I had a great night in the theater on Saturday, it started at the entrance of LaMama where I ran into PR force James LaForce & husband Stephen Henderson along with interior designer Fernando Santangelo and it continued inside…. Maxim‘s Susan Kilkenny was my date and I had made a loose plan to meet up with comic Francesco Paladino, and there he was front row with his friend photographer Laura Desantis-Olsson at a table with two seats for us! I turned to my left and there’s Lady Bunny (Hi, honey!) one table over the legendary Robin Byrd and next to her photographer Patrick McMullan. Hey, the gang’s all here. I’m not telling you this info to name-drop, after all the reason we were all there was Nora and her one woman (+ one man, Billy Hough) show, David’s Friend.
I can’t possibly top the glowing notice she got in non-other than THE New York Times on Monday. Here’s the gist,
“Although its focus is the story of her fast (in all senses) friendship with the man named in the title, whom she met when they were teenagers in Boston, Ms. Burns’s show, performed only through Feb. 5 at the Club at La MaMa, is also a heady dip into the years when New York night life was at its dizzying, decadent height; when Bianca and Andy and company were thronging Studio 54 and Xenon and Danceteria; when Details was a magazine printed on unglossy paper and filled with, well, details about anything and everybody that was cool.
If you lived through even a part of it, you’ll be swimming merrily alongside her in memories — although, as Ms. Burns ruefully recalls, many of those wild, unforgettable nights may have been fogged to the point of obscurity by the ingestion of illicit substances. Oh well, clearly for Ms. Burns, it was worth it — and fortunately she kept a diary.
If you were too young, or too old, or too sensible to partake with the abandon Ms. Burns and her best pal did, her odyssey will bring alive the period and its pleasures (and poisons) with pungent animation. Recalling the story of her and David’s raucous years of dancing and drugging until daylight, she says: ‘We did not stay home. No one did, you did not stay home, ever.’”
So, sitting there watching this moving story about a time I lived through with some of the people I lived through it with was emotional, to say the least. But in the end it felt good.
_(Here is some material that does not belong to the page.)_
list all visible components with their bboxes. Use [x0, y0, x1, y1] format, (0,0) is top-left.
Nora is so self-effacing and charming that even after talking about herself and her friend for an hour, there was not a trace of ego really. Well, maybe just enough to get up in front of your friends and strangers and pour your guts out…
But in the end the main character wasn’t Nora or David, it turned out to be New York City, something we all had in common and still love. Even though as Nora said,
“That craggy, dangerous, exciting city we came to in the ’70s and ’80s to escape our families, tourists and the wealthy has become a safe haven for families, tourists and the wealthy…”
Nora and David met dancing on a speaker and the night he died in 1993, she was dancing on a speaker on Fire Island. Billy Hough doubles as the club DJ and plays “their song” at one point, Dance Away by Roxy Music. If you want to get in the mood, listen below.
After the show and hugs and champagne, the after party was at The Cock just up the street, where artist & DJ Scott Ewalt has memorialized David in all his glory in a mural on the club’s wall. Like that first and last dance, life came full circle again, with Nora there to tell us the story.
You can still catch Nora in David’s Friend through this Sunday. Fridays & Saturdays at 10PM, Sundays at 6PMm. The Club @ LaMama | 74 East 4th Street. Tickets here.
UPDATE: This just in, due to the rave reviews and ticket demand, the show has been extended. It will now run, Feb 10-11-12, Friday-Saturday at 7:30PM, Sunday at 2PM.